Arglos ist ein Opfer, das sich keines Angriffs gegen seine körperliche Unversehrtheit versieht. Die Arglosigkeit führt zur Wehrlosigkeit, wenn das Opfer aufgrund der Überraschung durch den Täter in seinen Abwehrmöglichkeiten so erheblich eingeschränkt ist, dass ihm die Möglichkeit genommen wird, dem Angriff auf sein Leben erfolgreich zu begegnen oder ihn wenigstens zu erschweren. Das ist insbesondere dann der Fall, wenn das Opfer daran gehindert ist, sich zu verteidigen oder zu fliehen (BGH NStZ 2023, 545):
Da tödlichen Angriffen häufig eine Auseinandersetzung zwischen Täter und Opfer vorausgeht, stellt sich die Frage, auf welchen Zeitpunkt bei der Beurteilung abzustellen ist. Damit musste sich der BGH (2 StR 320/22 – abgedruckt in NStZ 2023, 545) bei folgendem Sachverhalt auseinandersetzen:
Zwischen dem Angeklagten und dem Opfer O bestand seit Monaten eine durch Streitigkeiten und seitens des Angeklagten ausgeübte körperliche Gewalt und Bedrohung geprägte, außereheliche Beziehung. Am Tattag holte der Angeklagte holte der Angeklagte zunächst seine Waffe aus dem Keller des Familienanwesens und fuhr zusammen mit O nach einem Zwischenstopp an einer Tankstelle an einen entlegenen Ort, wo er dann 2 tödliche Schüsse auf O abgab. Ob er O während der Fahrt bereits mit der Waffe bedroht hatte, konnte nicht hinreichend geklärt werden. Möglich ist auch, dass O aufgrund der Vorgeschichte noch vor Abgabe der Schüsse mit einem Angriff auf ihre körperliche Unversehrtheit rechnete, aber ggfs. nicht mehr fliehen konnte. Der BGH hat ausgeführt, dass es nicht unbedingt auf den Zeitpunkt der Abgabe des Schusses bei der Beurteilung der Arglosigkeit ankomme, sondern auch frühere Zeitpunkte maßgeblich sein können.
„Maßgeblicher Zeitpunkt für das Vorliegen der Arg- und Wehrlosigkeit des Opfers ist grundsätzlich der Beginn des ersten mit Tötungsvorsatz geführten Angriffs. Anders als vom Landgericht angenommen beginnt der Angriff aber nicht erst mit der eigentlichen Tötungshandlung, hier der Schussabgabe, sondern umfasst auch die unmittelbar davor liegende Phase. Ebensowenig erfordert heimtückisches Handeln ein heimliches Vorgehen.

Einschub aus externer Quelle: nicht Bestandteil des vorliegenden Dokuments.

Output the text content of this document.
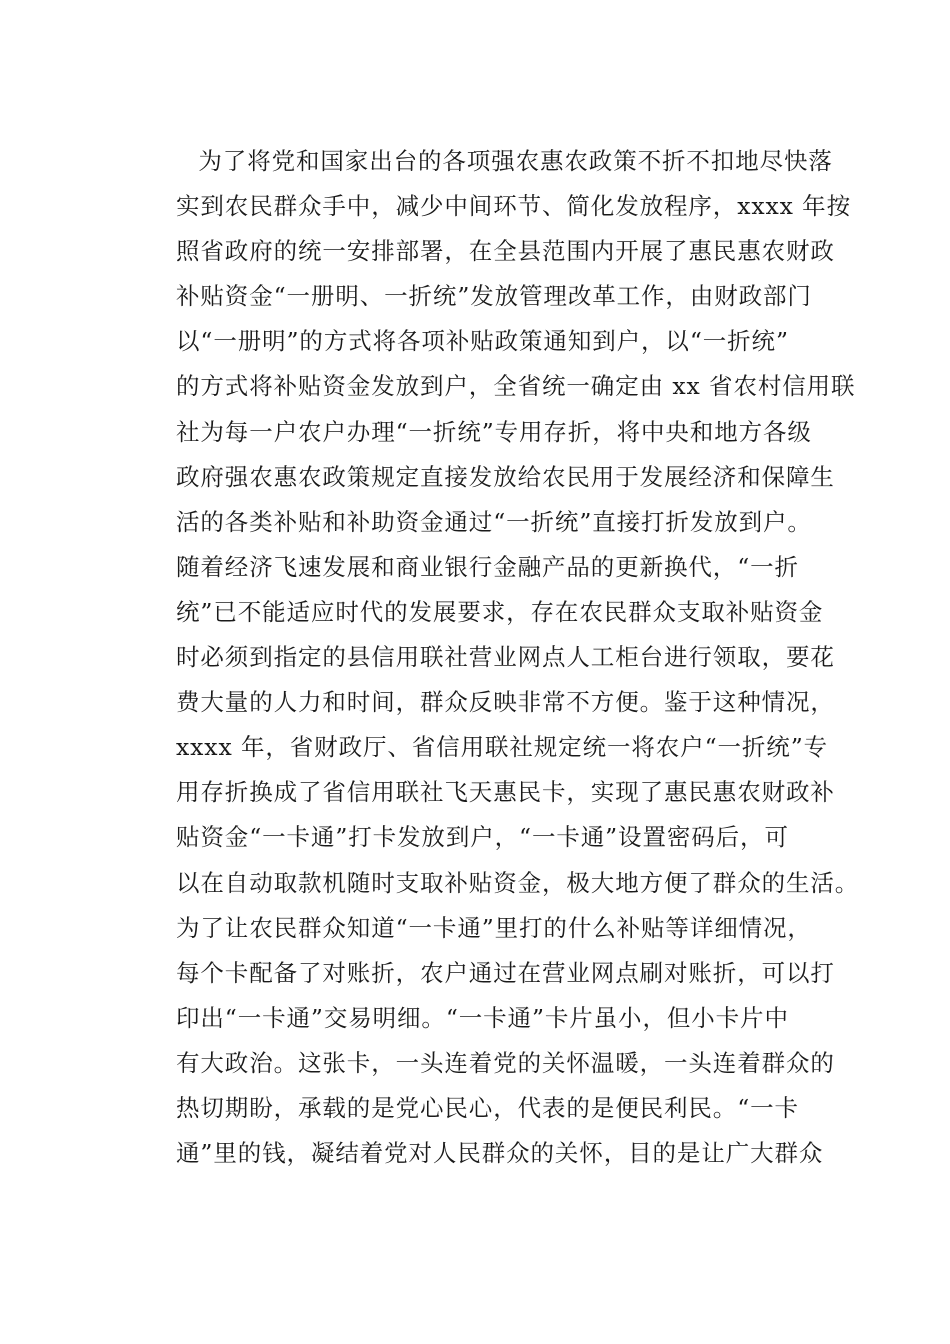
　为了将党和国家出台的各项强农惠农政策不折不扣地尽快落
实到农民群众手中，减少中间环节、简化发放程序，xxxx 年按
照省政府的统一安排部署，在全县范围内开展了惠民惠农财政
补贴资金“一册明、一折统”发放管理改革工作，由财政部门
以“一册明”的方式将各项补贴政策通知到户，以“一折统”
的方式将补贴资金发放到户，全省统一确定由 xx 省农村信用联
社为每一户农户办理“一折统”专用存折，将中央和地方各级
政府强农惠农政策规定直接发放给农民用于发展经济和保障生
活的各类补贴和补助资金通过“一折统”直接打折发放到户。
随着经济飞速发展和商业银行金融产品的更新换代，“一折
统”已不能适应时代的发展要求，存在农民群众支取补贴资金
时必须到指定的县信用联社营业网点人工柜台进行领取，要花
费大量的人力和时间，群众反映非常不方便。鉴于这种情况，
xxxx 年，省财政厅、省信用联社规定统一将农户“一折统”专
用存折换成了省信用联社飞天惠民卡，实现了惠民惠农财政补
贴资金“一卡通”打卡发放到户，“一卡通”设置密码后，可
以在自动取款机随时支取补贴资金，极大地方便了群众的生活。
为了让农民群众知道“一卡通”里打的什么补贴等详细情况，
每个卡配备了对账折，农户通过在营业网点刷对账折，可以打
印出“一卡通”交易明细。“一卡通”卡片虽小，但小卡片中
有大政治。这张卡，一头连着党的关怀温暖，一头连着群众的
热切期盼，承载的是党心民心，代表的是便民利民。“一卡
通”里的钱，凝结着党对人民群众的关怀，目的是让广大群众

So kann ein Opfer auch dann arglos sein, wenn der Täter ihm zwar offen feindselig gegenübertritt, die Zeitspanne zwischen dem Erkennen der Gefahr und dem unmittelbaren Angriff so kurz ist, dass dem Opfer keine Möglichkeit bleibt, dem Angriff irgendwie zu begegnen....) Ein heimtückisches Vorgehen kann zudem auch in Vorkehrungen liegen, die der Täter ergreift, um eine günstige Gelegenheit zur Tötung zu schaffen, sofern diese bei der Tat noch fortwirken. Das ist etwa der Fall, wenn der Täter sein Opfer noch im Vorbereitungsstadium unter Ausnutzung von dessen Arglosigkeit in eine Lage aufgehobener oder stark eingeschränkter Abwehrmöglichkeit bringt und die so geschaffene Lage bis zur Tatausführung ununterbrochen fortbesteht. Ob das Opfer zu Beginn des Tötungsangriffs noch arglos war, ist in dieser Sachverhaltskonstellation ohne Bedeutung...“
In dem Besorgen der Waffe und dem Verbringen an den Tatort kann damit der Beginn des Angriffs liegen, so dass auf die Arglosigkeit des Opfers zu diesem Zeitpunkt abzustellen ist.
B. Die zu verdeckende „andere“ Straftat
Bei der Verdeckungsabsicht handelt es sich um ein täterbezogenes Mordmerkmal der 3. Gruppe.
Hinweis
Ob dieses Merkmal strafbegründend oder strafschärfend ist, ist streitig und hängt davon ab, ob der Mord als eigenständiges Delikt angesehen wird (so der BGH) oder als Qualifikation zum Totschlag (so die h.Lit.) Relevant ist diese Einordnung für § 28 StGB. IN der JURACADEMY haben wir im Kurs SR AT II und SR BT I viele Videos und Lernfragen zu diesem Thema.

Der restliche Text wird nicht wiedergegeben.